Before you leave, pack and download everything you need for your phone. Here are some must-dos:

  • Pack a SIM card ejector and some tape. When you get to your destination, use a SIM card ejector, which is a small metal pin, to eject your SIM card tray and replace your SIM card tray with the foreign one. When you get home, you’ll need to eject the tray again to switch back to your domestic SIM card. The ejector is tiny so use a piece of tape to stick it to your wallet or passport.

  • Download offline maps. The Google Maps app allows you to save the map data for large areas on your device, which is useful in areas with poor cellular service. Find your travel destination and tap Offline Maps in the app’s settings and select Custom Maps to save the map data for the general area.

  • Install an app for phone calls and SMS. If you use a foreign telephone service, you will lose access to your usual telephone number and will therefore have to switch to an alternative to calling and texting via a data connection. Messaging apps with voice calls include WhatsApp, Signal, and WeChat.

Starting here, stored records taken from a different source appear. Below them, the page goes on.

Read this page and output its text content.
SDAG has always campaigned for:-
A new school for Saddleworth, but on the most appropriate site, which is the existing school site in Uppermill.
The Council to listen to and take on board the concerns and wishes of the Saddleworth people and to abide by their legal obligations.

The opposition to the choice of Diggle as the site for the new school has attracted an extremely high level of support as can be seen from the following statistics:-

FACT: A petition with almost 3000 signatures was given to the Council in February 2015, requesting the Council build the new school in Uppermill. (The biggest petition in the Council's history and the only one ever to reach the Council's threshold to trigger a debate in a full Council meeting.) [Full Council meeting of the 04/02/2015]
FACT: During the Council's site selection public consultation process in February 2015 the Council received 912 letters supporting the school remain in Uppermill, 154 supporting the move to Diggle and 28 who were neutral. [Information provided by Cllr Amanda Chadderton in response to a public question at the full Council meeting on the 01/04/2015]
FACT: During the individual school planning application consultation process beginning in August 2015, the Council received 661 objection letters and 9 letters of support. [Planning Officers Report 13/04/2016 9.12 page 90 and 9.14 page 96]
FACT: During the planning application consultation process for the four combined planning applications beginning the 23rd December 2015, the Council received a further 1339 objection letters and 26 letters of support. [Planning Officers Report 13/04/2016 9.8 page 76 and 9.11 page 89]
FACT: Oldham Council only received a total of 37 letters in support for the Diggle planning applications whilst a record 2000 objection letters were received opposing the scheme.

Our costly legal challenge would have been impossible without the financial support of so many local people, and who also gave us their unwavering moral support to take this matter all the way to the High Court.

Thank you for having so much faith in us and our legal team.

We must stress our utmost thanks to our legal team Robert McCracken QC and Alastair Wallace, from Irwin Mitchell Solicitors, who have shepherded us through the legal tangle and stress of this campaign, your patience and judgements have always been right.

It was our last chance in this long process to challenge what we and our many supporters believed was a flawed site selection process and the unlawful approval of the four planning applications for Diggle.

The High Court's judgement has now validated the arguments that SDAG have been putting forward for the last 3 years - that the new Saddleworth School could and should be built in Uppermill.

  • Download entertainment media. It is advisable to download all of the media that you plan to consume, such as movies, books, podcasts, and music, through a Wi-Fi connection at home. This will help you avoid burning your cellular data.

  • Limit your data consumption. By default, many apps on your phone download data in the background. Leaving these apps alone when using a foreign SIM card is a quick way to burn all the data you just bought for your trip. To prevent this from happening, you need to change some settings.

    So do this on one iPhone: Open the Settings app and tap Cellular to load a switchboard for apps that use cellular data. Turn off cellular access for everyone except those you need to travel. Similar to Android, open the Settings app, tap Network & Internet, Data usage, and then select Mobile data usage. Here, select the data-guzzling apps and disable background data.

It all sounds like a lot of work, but I promise that after trying it out once, traveling with your smartphone will be easier with every trip. And there is another bonus: you can spend the money saved on groceries or gifts.